Systematic reviews van al deze studies beschrijven dat het nog geen gelopen race is. Hiernaast is het ook mogelijk dat er subgroepen of individuen zijn die wel baat kunnen hebben bij specifieke streefwaarden. Om dit te kunnen onderzoeken zijn er nog grotere studies nodig, waarbij gekeken kan worden naar kleine verschillen in individuen en subgroepen. Aangezien zuurstof bij zo goed als alle IC-patiënten wordt gebruikt, zouden zelfs zeer kleine verschillen klinisch relevant kunnen zijn. Vooralsnog ontbreekt het wetenschappelijk bewijs dat lagere zuurstofstreefwaarden leiden tot betere uitkomsten.

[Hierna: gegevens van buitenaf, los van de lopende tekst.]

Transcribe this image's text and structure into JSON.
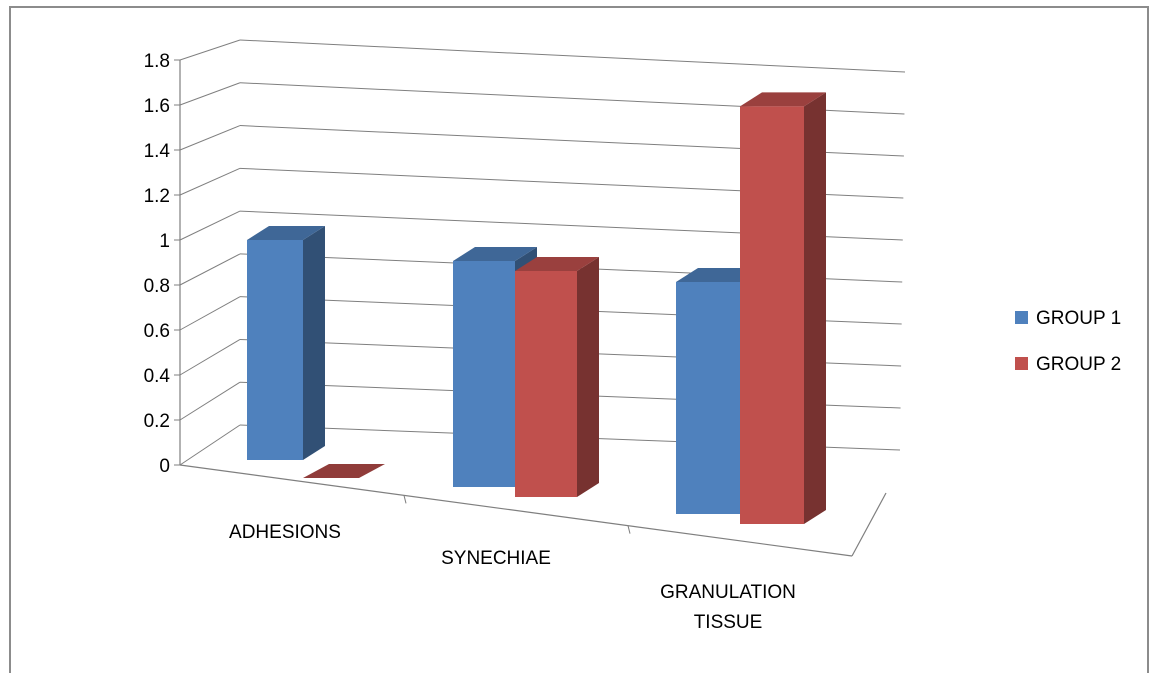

We hebben bij onze zuurstoftrial deferred consent toegepast. Dat wil zeggen dat patiënten geïncludeerd werden nog voor ze informed consent konden geven, en pas later om toestemming werd gevraagd aan de patiënt of aan een vertegenwoordiger. De Medisch Ethische Toetsings Commissie (METC) kan toestemming geven voor medisch onderzoek in een noodsituatie, waarbij er geen andere mogelijkheid is om toestemming te vragen en de interventie binnen korte tijd moet worden gestart.

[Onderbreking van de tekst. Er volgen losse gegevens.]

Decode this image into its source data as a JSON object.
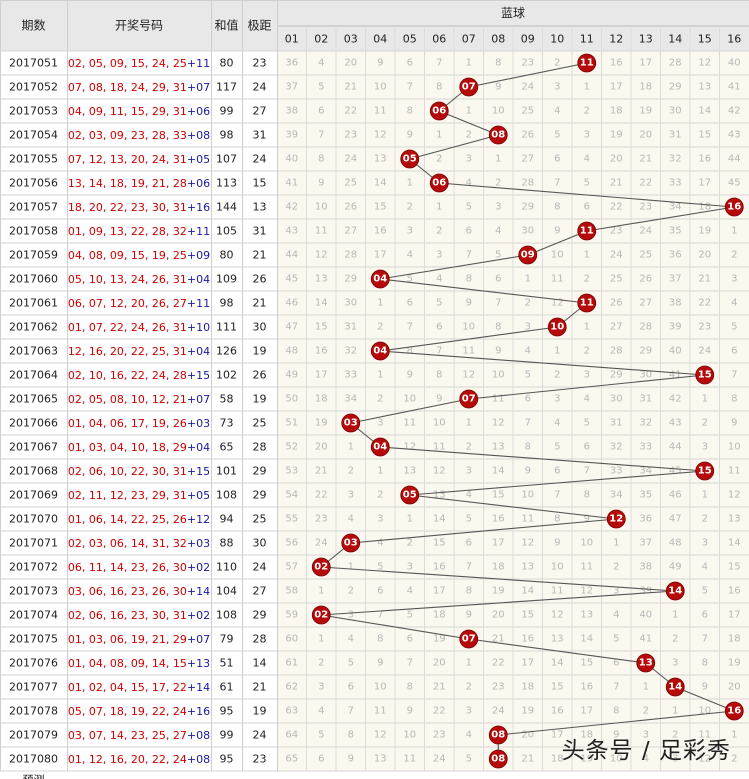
{
  "headers": {
    "period": "期数",
    "draw_numbers": "开奖号码",
    "sum": "和值",
    "span": "极距",
    "blue_ball": "蓝球",
    "blue_columns": [
      "01",
      "02",
      "03",
      "04",
      "05",
      "06",
      "07",
      "08",
      "09",
      "10",
      "11",
      "12",
      "13",
      "14",
      "15",
      "16"
    ]
  },
  "rows": [
    {
      "period": "2017051",
      "reds": "02, 05, 09, 15, 24, 25",
      "blue": "11",
      "sum": 80,
      "span": 23,
      "cells": [
        36,
        4,
        20,
        9,
        6,
        7,
        1,
        8,
        23,
        2,
        null,
        16,
        17,
        28,
        12,
        40
      ]
    },
    {
      "period": "2017052",
      "reds": "07, 08, 18, 24, 29, 31",
      "blue": "07",
      "sum": 117,
      "span": 24,
      "cells": [
        37,
        5,
        21,
        10,
        7,
        8,
        null,
        9,
        24,
        3,
        1,
        17,
        18,
        29,
        13,
        41
      ]
    },
    {
      "period": "2017053",
      "reds": "04, 09, 11, 15, 29, 31",
      "blue": "06",
      "sum": 99,
      "span": 27,
      "cells": [
        38,
        6,
        22,
        11,
        8,
        null,
        1,
        10,
        25,
        4,
        2,
        18,
        19,
        30,
        14,
        42
      ]
    },
    {
      "period": "2017054",
      "reds": "02, 03, 09, 23, 28, 33",
      "blue": "08",
      "sum": 98,
      "span": 31,
      "cells": [
        39,
        7,
        23,
        12,
        9,
        1,
        2,
        null,
        26,
        5,
        3,
        19,
        20,
        31,
        15,
        43
      ]
    },
    {
      "period": "2017055",
      "reds": "07, 12, 13, 20, 24, 31",
      "blue": "05",
      "sum": 107,
      "span": 24,
      "cells": [
        40,
        8,
        24,
        13,
        null,
        2,
        3,
        1,
        27,
        6,
        4,
        20,
        21,
        32,
        16,
        44
      ]
    },
    {
      "period": "2017056",
      "reds": "13, 14, 18, 19, 21, 28",
      "blue": "06",
      "sum": 113,
      "span": 15,
      "cells": [
        41,
        9,
        25,
        14,
        1,
        null,
        4,
        2,
        28,
        7,
        5,
        21,
        22,
        33,
        17,
        45
      ]
    },
    {
      "period": "2017057",
      "reds": "18, 20, 22, 23, 30, 31",
      "blue": "16",
      "sum": 144,
      "span": 13,
      "cells": [
        42,
        10,
        26,
        15,
        2,
        1,
        5,
        3,
        29,
        8,
        6,
        22,
        23,
        34,
        18,
        null
      ]
    },
    {
      "period": "2017058",
      "reds": "01, 09, 13, 22, 28, 32",
      "blue": "11",
      "sum": 105,
      "span": 31,
      "cells": [
        43,
        11,
        27,
        16,
        3,
        2,
        6,
        4,
        30,
        9,
        null,
        23,
        24,
        35,
        19,
        1
      ]
    },
    {
      "period": "2017059",
      "reds": "04, 08, 09, 15, 19, 25",
      "blue": "09",
      "sum": 80,
      "span": 21,
      "cells": [
        44,
        12,
        28,
        17,
        4,
        3,
        7,
        5,
        null,
        10,
        1,
        24,
        25,
        36,
        20,
        2
      ]
    },
    {
      "period": "2017060",
      "reds": "05, 10, 13, 24, 26, 31",
      "blue": "04",
      "sum": 109,
      "span": 26,
      "cells": [
        45,
        13,
        29,
        null,
        5,
        4,
        8,
        6,
        1,
        11,
        2,
        25,
        26,
        37,
        21,
        3
      ]
    },
    {
      "period": "2017061",
      "reds": "06, 07, 12, 20, 26, 27",
      "blue": "11",
      "sum": 98,
      "span": 21,
      "cells": [
        46,
        14,
        30,
        1,
        6,
        5,
        9,
        7,
        2,
        12,
        null,
        26,
        27,
        38,
        22,
        4
      ]
    },
    {
      "period": "2017062",
      "reds": "01, 07, 22, 24, 26, 31",
      "blue": "10",
      "sum": 111,
      "span": 30,
      "cells": [
        47,
        15,
        31,
        2,
        7,
        6,
        10,
        8,
        3,
        null,
        1,
        27,
        28,
        39,
        23,
        5
      ]
    },
    {
      "period": "2017063",
      "reds": "12, 16, 20, 22, 25, 31",
      "blue": "04",
      "sum": 126,
      "span": 19,
      "cells": [
        48,
        16,
        32,
        null,
        8,
        7,
        11,
        9,
        4,
        1,
        2,
        28,
        29,
        40,
        24,
        6
      ]
    },
    {
      "period": "2017064",
      "reds": "02, 10, 16, 22, 24, 28",
      "blue": "15",
      "sum": 102,
      "span": 26,
      "cells": [
        49,
        17,
        33,
        1,
        9,
        8,
        12,
        10,
        5,
        2,
        3,
        29,
        30,
        41,
        null,
        7
      ]
    },
    {
      "period": "2017065",
      "reds": "02, 05, 08, 10, 12, 21",
      "blue": "07",
      "sum": 58,
      "span": 19,
      "cells": [
        50,
        18,
        34,
        2,
        10,
        9,
        null,
        11,
        6,
        3,
        4,
        30,
        31,
        42,
        1,
        8
      ]
    },
    {
      "period": "2017066",
      "reds": "01, 04, 06, 17, 19, 26",
      "blue": "03",
      "sum": 73,
      "span": 25,
      "cells": [
        51,
        19,
        null,
        3,
        11,
        10,
        1,
        12,
        7,
        4,
        5,
        31,
        32,
        43,
        2,
        9
      ]
    },
    {
      "period": "2017067",
      "reds": "01, 03, 04, 10, 18, 29",
      "blue": "04",
      "sum": 65,
      "span": 28,
      "cells": [
        52,
        20,
        1,
        null,
        12,
        11,
        2,
        13,
        8,
        5,
        6,
        32,
        33,
        44,
        3,
        10
      ]
    },
    {
      "period": "2017068",
      "reds": "02, 06, 10, 22, 30, 31",
      "blue": "15",
      "sum": 101,
      "span": 29,
      "cells": [
        53,
        21,
        2,
        1,
        13,
        12,
        3,
        14,
        9,
        6,
        7,
        33,
        34,
        45,
        null,
        11
      ]
    },
    {
      "period": "2017069",
      "reds": "02, 11, 12, 23, 29, 31",
      "blue": "05",
      "sum": 108,
      "span": 29,
      "cells": [
        54,
        22,
        3,
        2,
        null,
        13,
        4,
        15,
        10,
        7,
        8,
        34,
        35,
        46,
        1,
        12
      ]
    },
    {
      "period": "2017070",
      "reds": "01, 06, 14, 22, 25, 26",
      "blue": "12",
      "sum": 94,
      "span": 25,
      "cells": [
        55,
        23,
        4,
        3,
        1,
        14,
        5,
        16,
        11,
        8,
        9,
        null,
        36,
        47,
        2,
        13
      ]
    },
    {
      "period": "2017071",
      "reds": "02, 03, 06, 14, 31, 32",
      "blue": "03",
      "sum": 88,
      "span": 30,
      "cells": [
        56,
        24,
        null,
        4,
        2,
        15,
        6,
        17,
        12,
        9,
        10,
        1,
        37,
        48,
        3,
        14
      ]
    },
    {
      "period": "2017072",
      "reds": "06, 11, 14, 23, 26, 30",
      "blue": "02",
      "sum": 110,
      "span": 24,
      "cells": [
        57,
        null,
        1,
        5,
        3,
        16,
        7,
        18,
        13,
        10,
        11,
        2,
        38,
        49,
        4,
        15
      ]
    },
    {
      "period": "2017073",
      "reds": "03, 06, 16, 23, 26, 30",
      "blue": "14",
      "sum": 104,
      "span": 27,
      "cells": [
        58,
        1,
        2,
        6,
        4,
        17,
        8,
        19,
        14,
        11,
        12,
        3,
        39,
        null,
        5,
        16
      ]
    },
    {
      "period": "2017074",
      "reds": "02, 06, 16, 23, 30, 31",
      "blue": "02",
      "sum": 108,
      "span": 29,
      "cells": [
        59,
        null,
        3,
        7,
        5,
        18,
        9,
        20,
        15,
        12,
        13,
        4,
        40,
        1,
        6,
        17
      ]
    },
    {
      "period": "2017075",
      "reds": "01, 03, 06, 19, 21, 29",
      "blue": "07",
      "sum": 79,
      "span": 28,
      "cells": [
        60,
        1,
        4,
        8,
        6,
        19,
        null,
        21,
        16,
        13,
        14,
        5,
        41,
        2,
        7,
        18
      ]
    },
    {
      "period": "2017076",
      "reds": "01, 04, 08, 09, 14, 15",
      "blue": "13",
      "sum": 51,
      "span": 14,
      "cells": [
        61,
        2,
        5,
        9,
        7,
        20,
        1,
        22,
        17,
        14,
        15,
        6,
        null,
        3,
        8,
        19
      ]
    },
    {
      "period": "2017077",
      "reds": "01, 02, 04, 15, 17, 22",
      "blue": "14",
      "sum": 61,
      "span": 21,
      "cells": [
        62,
        3,
        6,
        10,
        8,
        21,
        2,
        23,
        18,
        15,
        16,
        7,
        1,
        null,
        9,
        20
      ]
    },
    {
      "period": "2017078",
      "reds": "05, 07, 18, 19, 22, 24",
      "blue": "16",
      "sum": 95,
      "span": 19,
      "cells": [
        63,
        4,
        7,
        11,
        9,
        22,
        3,
        24,
        19,
        16,
        17,
        8,
        2,
        1,
        10,
        null
      ]
    },
    {
      "period": "2017079",
      "reds": "03, 07, 14, 23, 25, 27",
      "blue": "08",
      "sum": 99,
      "span": 24,
      "cells": [
        64,
        5,
        8,
        12,
        10,
        23,
        4,
        null,
        20,
        17,
        18,
        9,
        3,
        2,
        11,
        1
      ]
    },
    {
      "period": "2017080",
      "reds": "01, 12, 16, 20, 22, 24",
      "blue": "08",
      "sum": 95,
      "span": 23,
      "cells": [
        65,
        6,
        9,
        13,
        11,
        24,
        5,
        null,
        21,
        18,
        19,
        10,
        4,
        3,
        12,
        2
      ]
    }
  ],
  "partial_row_label": "预测",
  "watermark": "头条号 / 足彩秀",
  "colors": {
    "grid_bg_header": "#e8e8e8",
    "grid_bg": "#faf8ef",
    "red_text": "#d00000",
    "blue_text": "#1a1aa0",
    "ball": "#b40a0a",
    "missing_text": "#b8b8b8",
    "line": "#555555"
  }
}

Zes maanden nadat patiënten aan de trial hadden meegedaan hebben we ze gevraagd wat zij vonden van deze consentprocedure. Opvallend was dat de meeste patiënten niet (meer) op de hoogte waren van hun deelname. Maar dat ze over het algemeen tevreden waren dat ze hadden meegedaan en dat als ze nu gevraagd zouden worden ze weer mee zouden doen. Bij mijn zuurstoftrial hebben we helaas een groot aantal patiënten moeten excluderen vanwege problemen met het op tijd verkrijgen van consent. Ik denk dat het bij laagrisico studies bij IC-patiënten serieus overwogen moet worden of de consentprocedure noodzakelijk is. De kwaliteit van onderzoek komt in het gedrang als waardevolle data (die al verzameld is omdat de patiënt al wordt blootgesteld aan de interventie) niet gebruikt mag worden terwijl het risico voor patiënten om mee te doen aan de studie laag is. De belasting voor de patiënt, familie en clinici is hoog indien er consent moet worden gevraagd.’